然而,新自由主义的最大后果,即不平等的加剧,从未得到足够的重视。

世界银行前首席经济学家布兰科米兰诺维奇绘制了1988年至2011年的全球收入分布图。他通过数据指出,总体而言,从20世纪80年代中期到2006年,经合组织国家20个富裕国家中有16个国家的收入差距正在扩大。

事实上,正是在新自由主义时期(1988-2008),最富有的1%人口的收入增加了60%,而最贫穷的5%人口的收入保持不变。与此同时,全球平均收入中位数增加了。增幅最大的是中国、印度、印度尼西亚和巴西的新兴中产阶级。然而,高收入国家的中低收入阶层遭遇了实际收入停滞的困境。

对此,雅克告诉《中国商报》记者,“不平等问题在西方世界越来越严重:不仅在英国,在美国和欧洲国家也是如此。”我甚至认为这是一个全球性问题。”

在新自由主义的鼎盛时期,“平等”一词没有被广泛使用,因为它并不流行。雅克说,“然而,现在它不仅被使用,而且左翼和右翼都反对不平等,特别是右翼更强大。”

“那些特别反对西方新自由主义的人是那些工资滞胀或减少的人。”雅克说,例如在美国,当选总统特朗普获胜是因为他代表的是白人男性工人阶级,他们的工资已经30或40年没有增长了。

雅克说:“过去,美国的工人阶级自称为中产阶级。现在他们称自己为工人阶级。这是一个非常有趣的变化。
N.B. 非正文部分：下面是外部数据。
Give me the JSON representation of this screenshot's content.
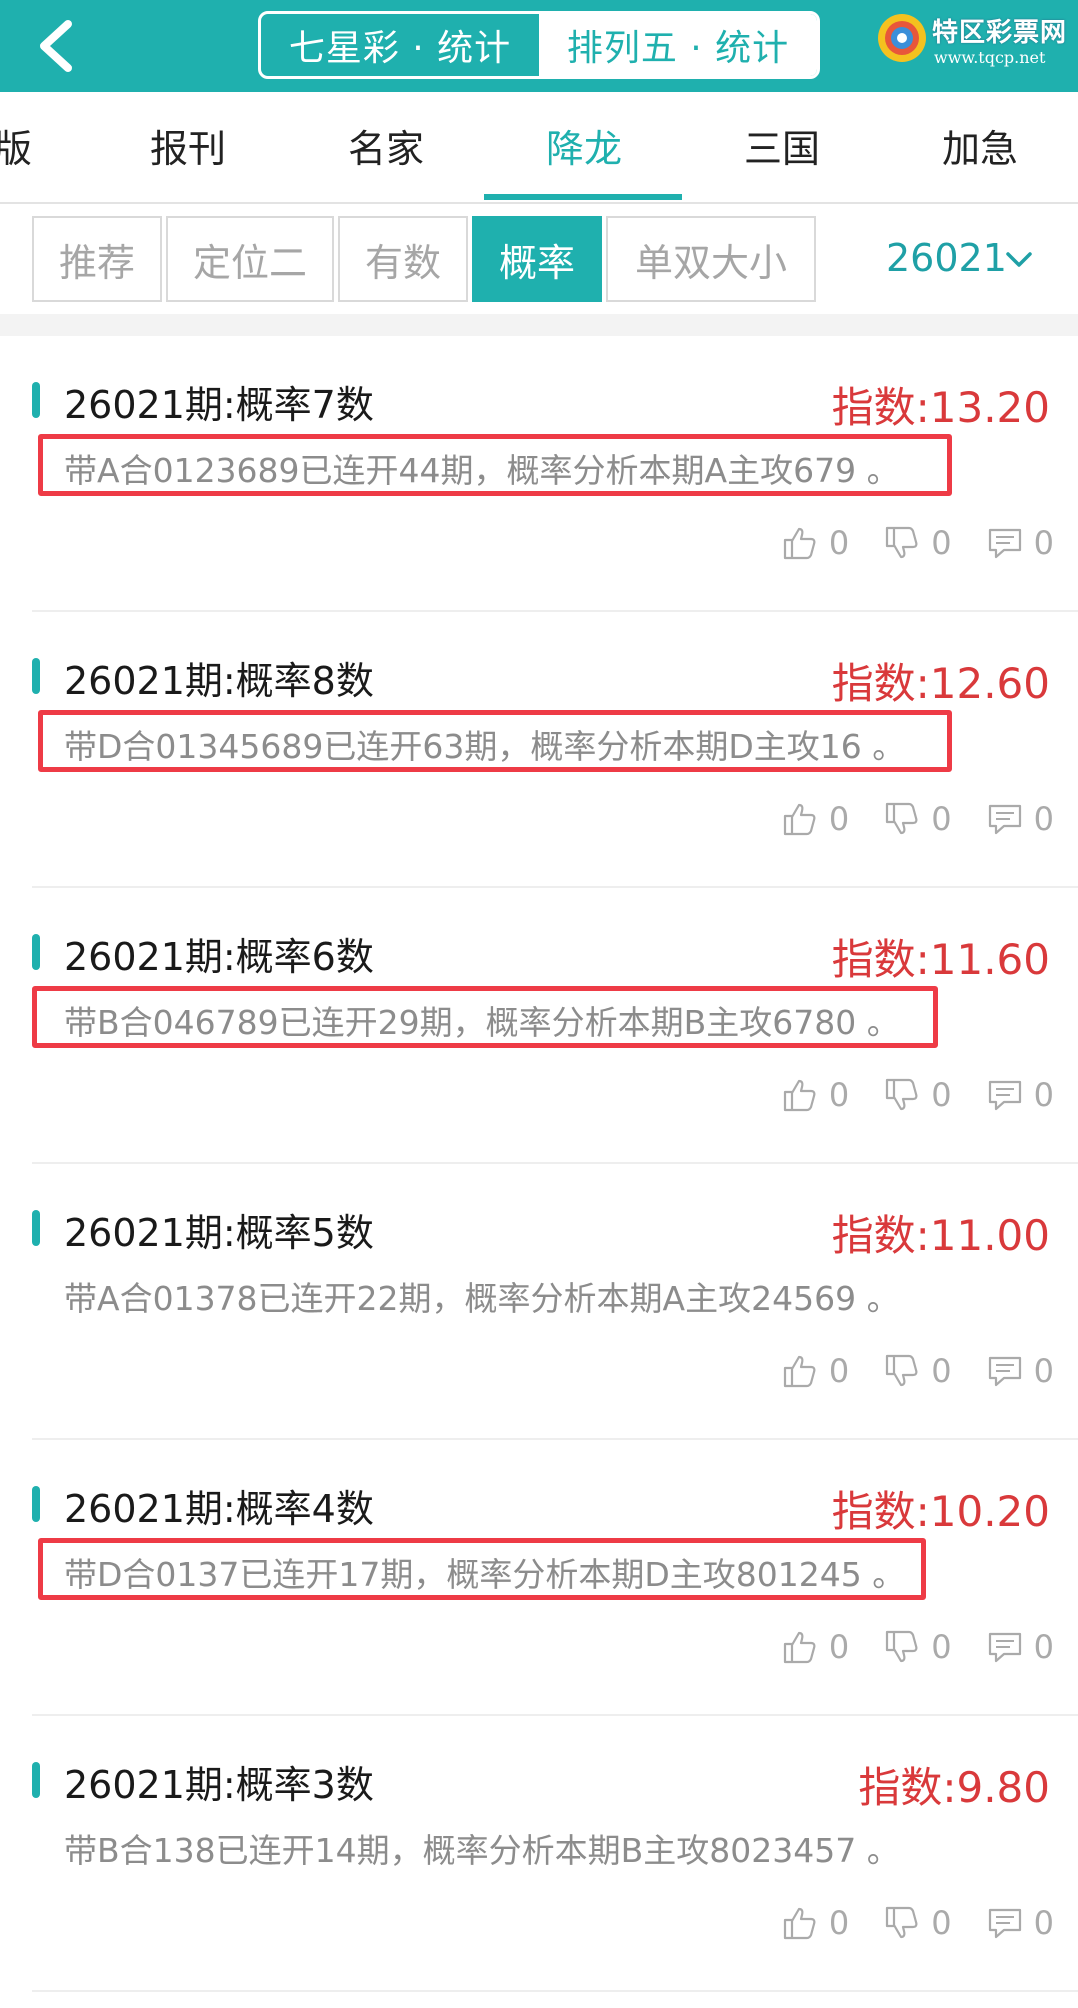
{
  "header": {
    "back_label": "",
    "segments": [
      {
        "label": "七星彩 · 统计",
        "active": false
      },
      {
        "label": "排列五 · 统计",
        "active": true
      }
    ],
    "logo_title": "特区彩票网",
    "logo_url": "www.tqcp.net"
  },
  "tabs": [
    {
      "label": "版",
      "active": false
    },
    {
      "label": "报刊",
      "active": false
    },
    {
      "label": "名家",
      "active": false
    },
    {
      "label": "降龙",
      "active": true
    },
    {
      "label": "三国",
      "active": false
    },
    {
      "label": "加急",
      "active": false
    }
  ],
  "filters": [
    {
      "label": "推荐",
      "active": false
    },
    {
      "label": "定位二",
      "active": false
    },
    {
      "label": "有数",
      "active": false
    },
    {
      "label": "概率",
      "active": true
    },
    {
      "label": "单双大小",
      "active": false
    }
  ],
  "period": "26021",
  "items": [
    {
      "title": "26021期:概率7数",
      "score": "指数:13.20",
      "desc": "带A合0123689已连开44期，概率分析本期A主攻679 。",
      "highlighted": true,
      "likes": "0",
      "dislikes": "0",
      "comments": "0"
    },
    {
      "title": "26021期:概率8数",
      "score": "指数:12.60",
      "desc": "带D合01345689已连开63期，概率分析本期D主攻16 。",
      "highlighted": true,
      "likes": "0",
      "dislikes": "0",
      "comments": "0"
    },
    {
      "title": "26021期:概率6数",
      "score": "指数:11.60",
      "desc": "带B合046789已连开29期，概率分析本期B主攻6780 。",
      "highlighted": true,
      "likes": "0",
      "dislikes": "0",
      "comments": "0"
    },
    {
      "title": "26021期:概率5数",
      "score": "指数:11.00",
      "desc": "带A合01378已连开22期，概率分析本期A主攻24569 。",
      "highlighted": false,
      "likes": "0",
      "dislikes": "0",
      "comments": "0"
    },
    {
      "title": "26021期:概率4数",
      "score": "指数:10.20",
      "desc": "带D合0137已连开17期，概率分析本期D主攻801245 。",
      "highlighted": true,
      "likes": "0",
      "dislikes": "0",
      "comments": "0"
    },
    {
      "title": "26021期:概率3数",
      "score": "指数:9.80",
      "desc": "带B合138已连开14期，概率分析本期B主攻8023457 。",
      "highlighted": false,
      "likes": "0",
      "dislikes": "0",
      "comments": "0"
    }
  ],
  "colors": {
    "accent": "#1fb0ae",
    "score": "#d9393b",
    "highlight": "#ee3b46"
  }
}
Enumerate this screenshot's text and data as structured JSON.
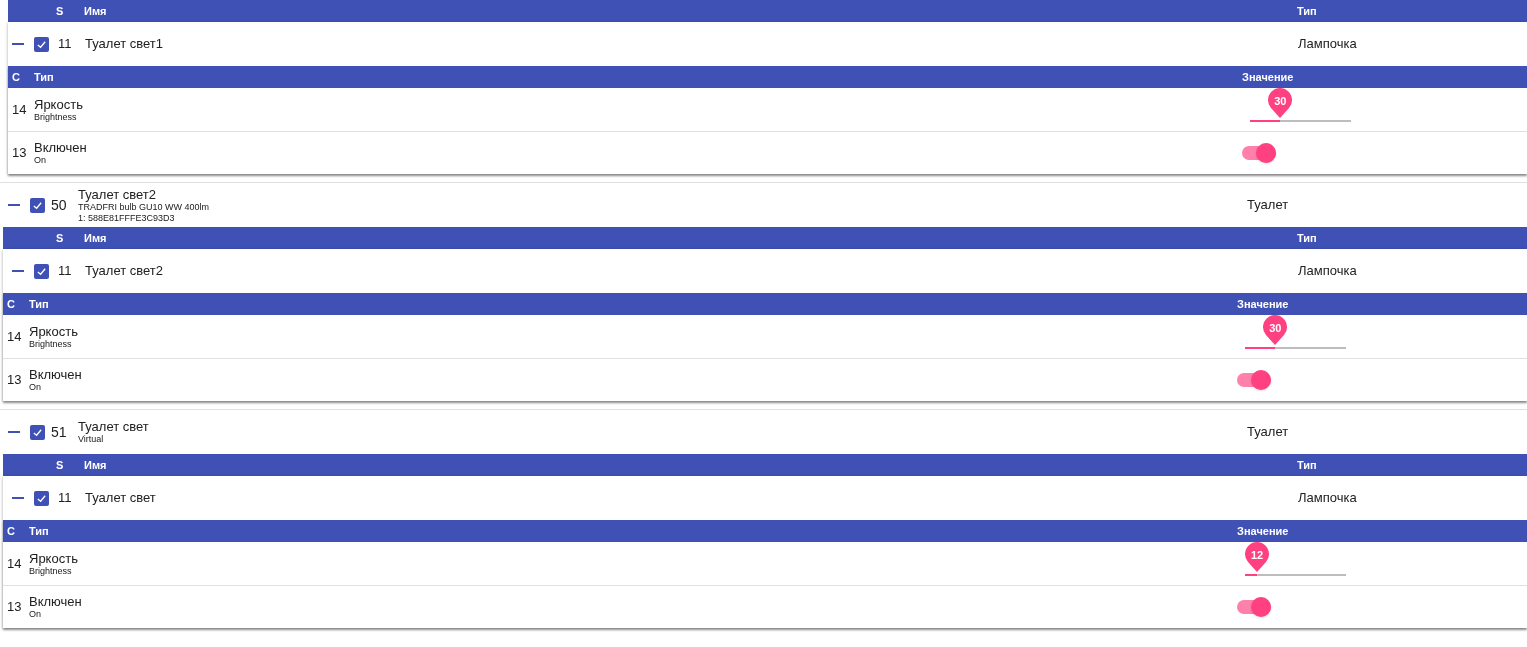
{
  "groups": [
    {
      "columns": {
        "s": "S",
        "name": "Имя",
        "type": "Тип"
      },
      "child": {
        "expanded": true,
        "checked": true,
        "id": "11",
        "name": "Туалет свет1",
        "type": "Лампочка"
      },
      "param_columns": {
        "c": "С",
        "type": "Тип",
        "value": "Значение"
      },
      "params": [
        {
          "kind": "slider",
          "id": "14",
          "name": "Яркость",
          "subtitle": "Brightness",
          "level": 0.3,
          "reading": "30"
        },
        {
          "kind": "toggle",
          "id": "13",
          "name": "Включен",
          "subtitle": "On",
          "on": true
        }
      ]
    },
    {
      "device": {
        "expanded": true,
        "checked": true,
        "id": "50",
        "name": "Туалет свет2",
        "subtitles": [
          "TRADFRI bulb GU10 WW 400lm",
          "1: 588E81FFFE3C93D3"
        ],
        "room": "Туалет"
      },
      "columns": {
        "s": "S",
        "name": "Имя",
        "type": "Тип"
      },
      "child": {
        "expanded": true,
        "checked": true,
        "id": "11",
        "name": "Туалет свет2",
        "type": "Лампочка"
      },
      "param_columns": {
        "c": "С",
        "type": "Тип",
        "value": "Значение"
      },
      "params": [
        {
          "kind": "slider",
          "id": "14",
          "name": "Яркость",
          "subtitle": "Brightness",
          "level": 0.3,
          "reading": "30"
        },
        {
          "kind": "toggle",
          "id": "13",
          "name": "Включен",
          "subtitle": "On",
          "on": true
        }
      ]
    },
    {
      "device": {
        "expanded": true,
        "checked": true,
        "id": "51",
        "name": "Туалет свет",
        "subtitles": [
          "Virtual"
        ],
        "room": "Туалет"
      },
      "columns": {
        "s": "S",
        "name": "Имя",
        "type": "Тип"
      },
      "child": {
        "expanded": true,
        "checked": true,
        "id": "11",
        "name": "Туалет свет",
        "type": "Лампочка"
      },
      "param_columns": {
        "c": "С",
        "type": "Тип",
        "value": "Значение"
      },
      "params": [
        {
          "kind": "slider",
          "id": "14",
          "name": "Яркость",
          "subtitle": "Brightness",
          "level": 0.12,
          "reading": "12"
        },
        {
          "kind": "toggle",
          "id": "13",
          "name": "Включен",
          "subtitle": "On",
          "on": true
        }
      ]
    }
  ]
}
”在雅克看来,这些被全球化抛在后面的人是在表达他们对英国退出欧盟公投等事件的抵制。

欧洲不敢对ttip说不

如今,不平等正在推动反全球化的浪潮。对无限制移民和全球贸易协定的批评不会随着特朗普的上台而减少,而是会加剧。此前,由于特朗普上台,《跨太平洋(601099,购买)合作协议》(tpp)濒临破产;美国和欧洲之间的跨大西洋(600558,购买)贸易和投资伙伴关系协议(ttip)也有一个暗淡的未来。

雅克对自由贸易协定的未来并不乐观。

他说,在新自由主义的指导下,这些自由贸易协定给了政治精英或精英社会快速致富的机会。社会变得不公平的原因是,这些精英可以说服政府为他们工作,并且已经这样工作了很多年。

雅克指出,“贸易协定更多的是大型跨国企业在设计之初,在超越国家主权的基础上建立了司法仲裁制度(即投资者-东道国争端解决机制),这使得政府和企业过于热情。人们最后说他们不想再这样了。”

他还预测,特朗普上台后,tpp没有延续的可能;至于ttip,欧洲可能会搞砸,因为欧盟成员国的人民对这类协议非常失望。